Minimalismo come parola chiave di due distinte ricerche sonore e della loro fusione: ecco il miglior (e più conciso) biglietto da visita che si possa redarre per descrivere A Winged Victory For The Sullen, ovvero una delle collaborazioni più efficaci e meglio realizzate degli ultimi anni. Quel che stupisce, col senno di poi, è che la “prima volta” del progetto condiviso di Adam Wiltzie e Dustin O'Halloran, tre anni fa, non era riuscita a convincere e affascinare quanto sarebbe stato lecito attendersi. Si era già pronti a gridare alla bellezza delle frasi di pianoforte che il secondo sarebbe stato in grado di ricamare sulle inconfondibili effusioni elettroniche del primo: e invece il responso fu sorprendentemente minato da un eccessivo rigore formale, tale da accecare e racchiudere entro rigidi limiti qualsiasi suggestione.
Probabile, se non sicuro, che i due se ne siano accorti e abbiano voluto “correggere l'errore” in questo secondo lavoro a quattro mani, che risulta essere, dunque, una magnifica cartina di tornasole sulla reale consistenza della loro collaborazione. “Atomos” è, alla sua nascita, la colonna sonora che il coreografo Wayne McGregor, dopo aver apprezzato lo stile del loro omonimo primo parto, ha commissionato ai due per una delle sue ultime performance. Dodici movimenti numerati, dodici atomi (suggerisce il titolo) di una medesima molecola, i cui nuclei sono formati da quelle limpide e pacate armonie elettroniche che Wiltzie aveva tenuto in precedenza tenuto da parte, e che lo stesso McGregor ha suggerito di implementare. Tutt'attorno, i ricami degli archi sono affidati a una nuova serie di collaboratori, mentre il pianoforte è confermato nel ruolo di guida dell'ensemble.
La scintilla d'intesa decisiva tra i due arriva però a livello compositivo, con il comun denominatore trovato tra il Wiltzie cameristico (lo stesso protagonista negli ultimi lavori a nome Stars Of The Lid) e il minimalismo cinematografico di O'Halloran. L'eccezionale equilibrio è palese già a partire dai dieci minuti del primo movimento, sorta di introduzione passo a passo nel limbo magico creato dai due: prima l'elettronica, poi gli archi, infine il piano. Nel secondo movimento è il violoncello a prendersi il suo momento di protagonismo e a guidare verso i saliscendi del terzo, per poi compiersi nell'unisono da pelle d'oca del quarto. La sobrietà, già tratto somatico del primo disco, è qui riconvertita da condizione necessaria a conseguenza: l'intensità è cercata (e trovata) nel sentimento più che nell'estetica, così che venga a mancare la necessità stessa di qualsiasi eccesso.

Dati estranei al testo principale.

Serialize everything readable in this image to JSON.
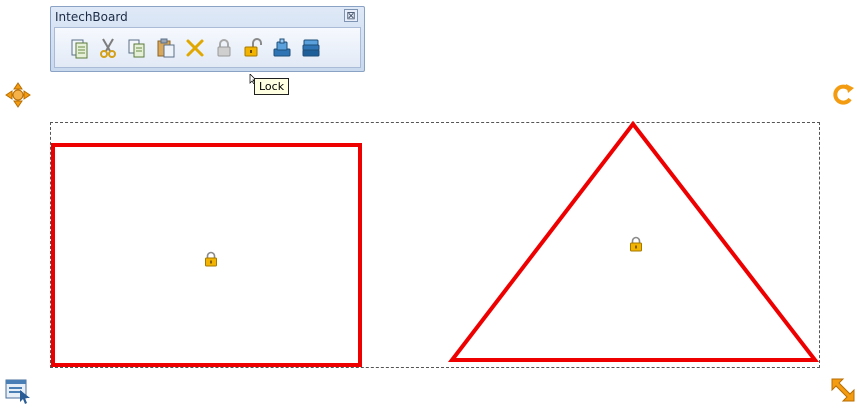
{
  "toolbar": {
    "title": "IntechBoard",
    "close_label": "⊠",
    "buttons": [
      {
        "name": "new-page-icon"
      },
      {
        "name": "cut-icon"
      },
      {
        "name": "copy-icon"
      },
      {
        "name": "paste-icon"
      },
      {
        "name": "delete-icon"
      },
      {
        "name": "lock-icon"
      },
      {
        "name": "unlock-icon"
      },
      {
        "name": "bring-to-front-icon"
      },
      {
        "name": "send-to-back-icon"
      }
    ]
  },
  "tooltip": {
    "text": "Lock"
  },
  "canvas": {
    "shape_color": "#ee0000",
    "shapes": [
      {
        "type": "rectangle",
        "locked": true
      },
      {
        "type": "triangle",
        "locked": true
      }
    ]
  },
  "handles": {
    "move": "move-handle-icon",
    "rotate": "rotate-handle-icon",
    "menu": "context-menu-handle-icon",
    "resize": "resize-handle-icon"
  }
}
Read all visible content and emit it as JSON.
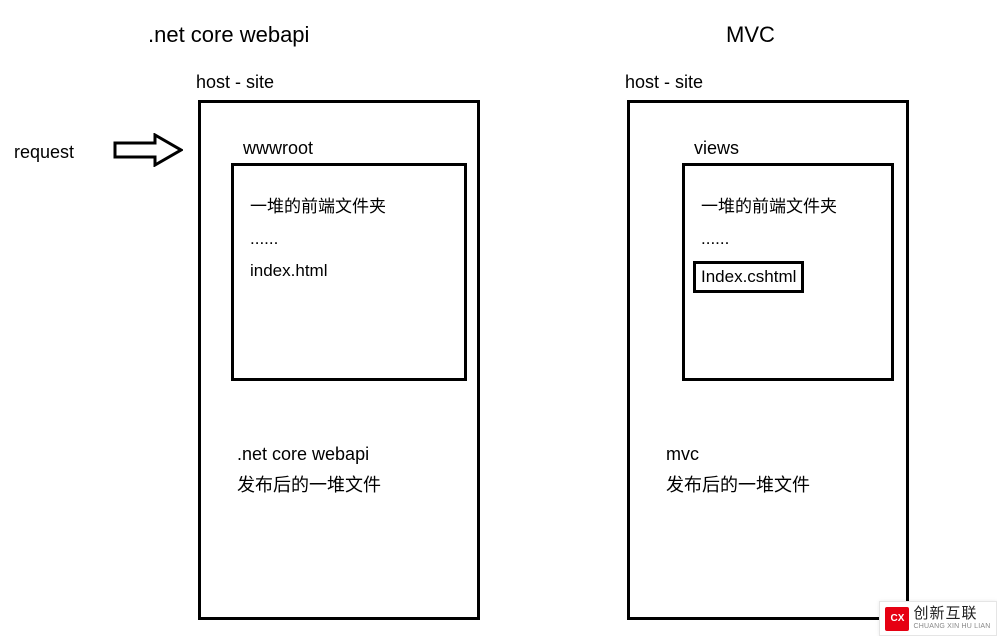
{
  "titles": {
    "left": ".net core webapi",
    "right": "MVC"
  },
  "request_label": "request",
  "host_label": "host - site",
  "left": {
    "folder": "wwwroot",
    "contents": {
      "line1": "一堆的前端文件夹",
      "line2": "......",
      "index": "index.html"
    },
    "bottom": {
      "line1": ".net core webapi",
      "line2": "发布后的一堆文件"
    }
  },
  "right": {
    "folder": "views",
    "contents": {
      "line1": "一堆的前端文件夹",
      "line2": "......",
      "index": "Index.cshtml"
    },
    "bottom": {
      "line1": "mvc",
      "line2": "发布后的一堆文件"
    }
  },
  "watermark": {
    "logo": "CX",
    "cn": "创新互联",
    "en": "CHUANG XIN HU LIAN"
  }
}
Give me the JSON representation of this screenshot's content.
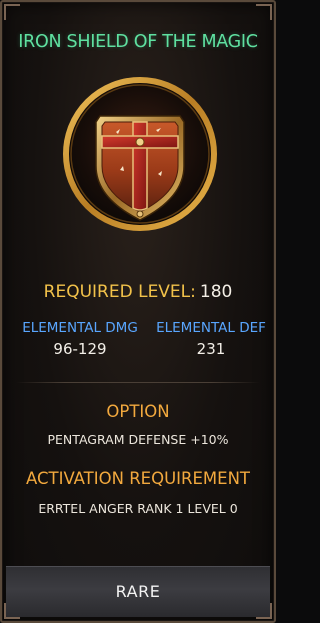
{
  "item": {
    "name": "IRON SHIELD OF THE MAGIC",
    "icon": "cross-shield-icon",
    "required_level_label": "REQUIRED LEVEL:",
    "required_level_value": "180",
    "stats": [
      {
        "name": "ELEMENTAL DMG",
        "value": "96-129"
      },
      {
        "name": "ELEMENTAL DEF",
        "value": "231"
      }
    ],
    "option_heading": "OPTION",
    "option_text": "PENTAGRAM DEFENSE +10%",
    "activation_heading": "ACTIVATION REQUIREMENT",
    "activation_text": "ERRTEL ANGER RANK 1 LEVEL 0",
    "rarity": "RARE"
  },
  "colors": {
    "name": "#5fe0a0",
    "required_label": "#f2c24a",
    "stat_name": "#59a6ff",
    "section_heading": "#f2a93e",
    "frame_gold": "#c9932e",
    "rarity_bar": "#3a3a3f"
  }
}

Anche nei passaggi in cui viene concesso maggior spazio al dinamismo - in particolare grazie all'acuta alternanza fra silenzi e sorprendenti riprese - come nele tele elettroniche del sesto e del decimo movimento o nel crescendo degli archi del settimo, quest'ultimo non va ad alterare la purezza che contraddistingue l'intero lavoro.
La chiusura sottovoce del dodicesimo movimento, la contemplazione interiore del quinto, il passaggio da soundtrack dell'ottavo e la silenziosa ninna nanna dell'undicesimo sono autentici modelli di bellezza ideale, dove l'indubbia perfezione formale è subordinata in maniera decisiva a un'incredibile intensità emotiva. Una scultura sonora in cui ogni brano compone un dettaglio lavorato e pensato singolarmente, da due menti che hanno conseguito un affiatamento a dir poco fuori dal comune. Per un ritorno in casa Kranky che almeno in parte delude (Labradford/Anjou), ce n'è un altro che si colloca dritto fra i dischi dell'anno.